Researchers have been highlighting the significance of stair climbing in promoting cardiovascular health and prolonging life expectancy. Stair climbing has been found to decrease the risk of mortality from cardiovascular disease by 39% as opposed to those who avoid stairs.
The activity is believed to be beneficial to the heart as it amalgamates cardiovascular and resistance training. However, further research is required to establish whether the health perks escalate in line with the frequency of stair climbing.
Embrace the stairs, extend your lifespan. This is the message conveyed by researchers from the United Kingdom, who have discovered that the act of climbing stairs can significantly mitigate the risk of mortality from any cause, and particularly from cardiovascular disease.
Although this study has not yet been published in a peer-reviewed journal, it was presented at ESC Preventive Cardiology 2024, a scientific congress hosted by the European Society of Cardiology (ESC).
The research team, led by Dr. Sophie Paddock of the University of East Anglia and Norfolk and Norwich University Hospital Foundation Trust, conducted a meta-analysis of nine studies exploring the health benefits of stair climbing. These studies encompassed 480,479 participants aged between 35 and 84 years, with a roughly equal distribution of males and females.
The participant pool included not only healthy individuals but also those with a history of heart attack or peripheral arterial disease. The team found that participants who regularly climbed stairs had a 24% reduced risk of mortality during the study period compared to those who did not engage in this activity.

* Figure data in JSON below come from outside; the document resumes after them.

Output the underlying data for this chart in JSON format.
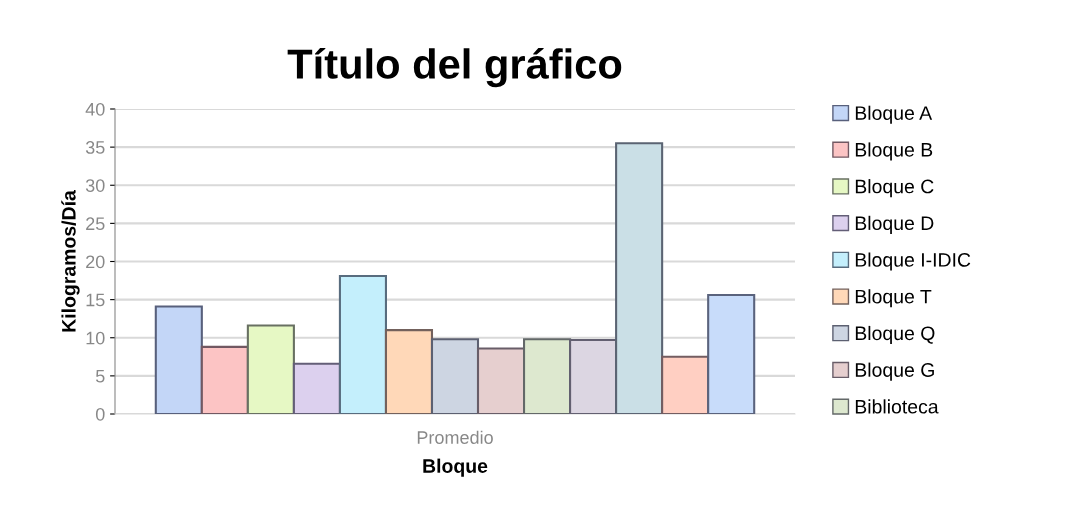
{
  "chart_data": {
    "type": "bar",
    "title": "Título del gráfico",
    "xlabel": "Bloque",
    "ylabel": "Kilogramos/Día",
    "categories": [
      "Promedio"
    ],
    "series": [
      {
        "name": "Bloque A",
        "color": "#c3d6f7",
        "values": [
          14.1
        ]
      },
      {
        "name": "Bloque B",
        "color": "#fcc4c4",
        "values": [
          8.8
        ]
      },
      {
        "name": "Bloque C",
        "color": "#e6f8c4",
        "values": [
          11.6
        ]
      },
      {
        "name": "Bloque D",
        "color": "#dcd0ee",
        "values": [
          6.6
        ]
      },
      {
        "name": "Bloque I-IDIC",
        "color": "#c4effc",
        "values": [
          18.1
        ]
      },
      {
        "name": "Bloque T",
        "color": "#ffd8b8",
        "values": [
          11.0
        ]
      },
      {
        "name": "Bloque Q",
        "color": "#cdd5e2",
        "values": [
          9.8
        ]
      },
      {
        "name": "Bloque G",
        "color": "#e6cfcf",
        "values": [
          8.6
        ]
      },
      {
        "name": "Biblioteca",
        "color": "#dde8cf",
        "values": [
          9.8
        ]
      },
      {
        "color": "#dcd6e2",
        "values": [
          9.7
        ]
      },
      {
        "color": "#cadfe6",
        "values": [
          35.5
        ]
      },
      {
        "color": "#ffcfc2",
        "values": [
          7.5
        ]
      },
      {
        "color": "#c8dcfa",
        "values": [
          15.6
        ]
      }
    ],
    "ylim": [
      0,
      40
    ],
    "yticks": [
      0,
      5,
      10,
      15,
      20,
      25,
      30,
      35,
      40
    ],
    "grid": "y",
    "legend": "right"
  }
}
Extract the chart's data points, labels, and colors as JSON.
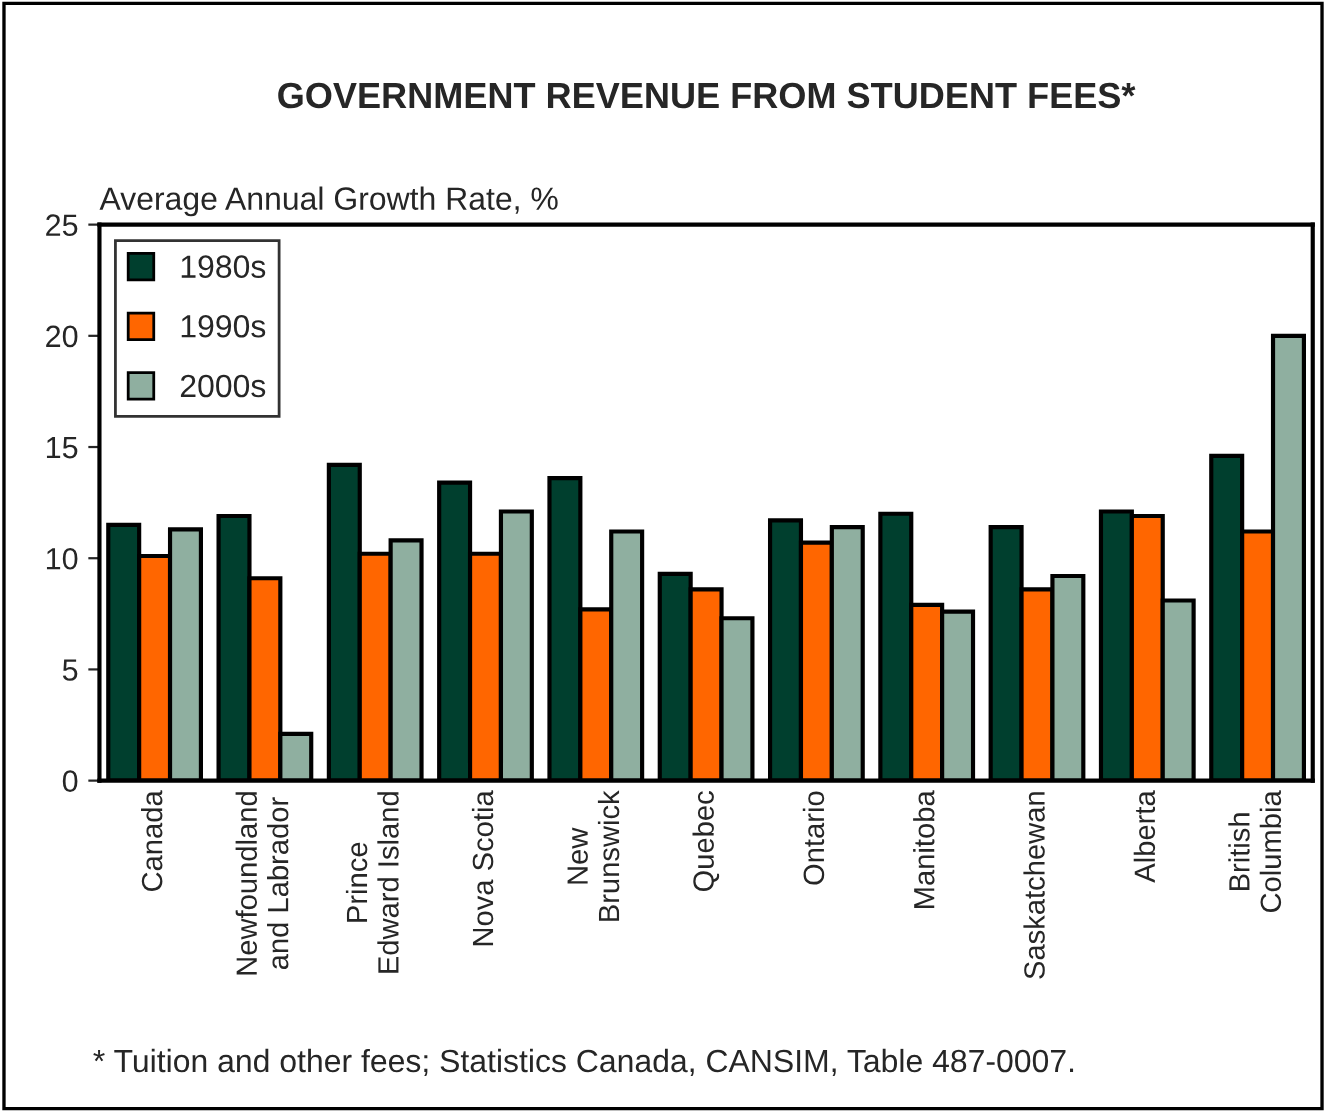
{
  "chart_data": {
    "type": "bar",
    "title": "GOVERNMENT REVENUE FROM STUDENT FEES*",
    "ylabel": "Average Annual Growth Rate, %",
    "categories": [
      "Canada",
      "Newfoundland\nand Labrador",
      "Prince\nEdward Island",
      "Nova Scotia",
      "New\nBrunswick",
      "Quebec",
      "Ontario",
      "Manitoba",
      "Saskatchewan",
      "Alberta",
      "British\nColumbia"
    ],
    "series": [
      {
        "name": "1980s",
        "color": "#003f2e",
        "values": [
          11.5,
          11.9,
          14.2,
          13.4,
          13.6,
          9.3,
          11.7,
          12.0,
          11.4,
          12.1,
          14.6
        ]
      },
      {
        "name": "1990s",
        "color": "#ff6600",
        "values": [
          10.1,
          9.1,
          10.2,
          10.2,
          7.7,
          8.6,
          10.7,
          7.9,
          8.6,
          11.9,
          11.2
        ]
      },
      {
        "name": "2000s",
        "color": "#8fafa0",
        "values": [
          11.3,
          2.1,
          10.8,
          12.1,
          11.2,
          7.3,
          11.4,
          7.6,
          9.2,
          8.1,
          20.0
        ]
      }
    ],
    "ylim": [
      0,
      25
    ],
    "yticks": [
      0,
      5,
      10,
      15,
      20,
      25
    ],
    "legend": "top left",
    "grid": false,
    "annotations": [
      "* Tuition and other fees; Statistics Canada, CANSIM, Table 487-0007."
    ]
  }
}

Moreover, the stair climbers exhibited a 39% lower risk of mortality from cardiovascular disease and a lower overall risk of developing cardiovascular disease or experiencing a heart attack, heart failure, or stroke.
Stair climbing is a highly effective form of exercise that can be easily incorporated into daily life. It works your heart, lungs, and muscles simultaneously, providing dual benefits that contribute to longevity.
Stair climbing is particularly effective because it’s weight-bearing and engages multiple muscle groups, including the quadriceps, hamstrings, glutes, and calves. This type of resistance training can help maintain lean muscle mass, crucial for metabolic health and glucose regulation.
Moreover, stair climbing requires short bursts of high-intensity effort, which can improve cardiorespiratory fitness by challenging the heart and lungs. This intermittent style of exercise is known to boost VO2 max, a crucial marker of cardiovascular efficiency.
Furthermore, stair climbing is a functional movement pattern that mimics activities of daily living, promoting balance, coordination, and mobility.
Stair climbing has clear advantages over walking, another popular form of low-impact exercise. Climbing stairs significantly increases your heart rate compared to level walking and certainly more than stationary activities like sitting, taking an elevator, or an escalator. However, it’s critical to have the strength and balance necessary for stair climbing.
Almost any exercise is better than none when it comes to improving health. Exercise is beneficial for many of the medical issues that plague our society today. Whether you opt for stair climbing, walking, running, yoga, weightlifting, or pickleball, the crucial thing is to stay active.
To incorporate more stair climbing into your routine, start small and gradually increase the frequency and duration of stair sessions. For example, you could begin by taking the stairs instead of the elevator at work or at home, even if it’s just for one or two flights.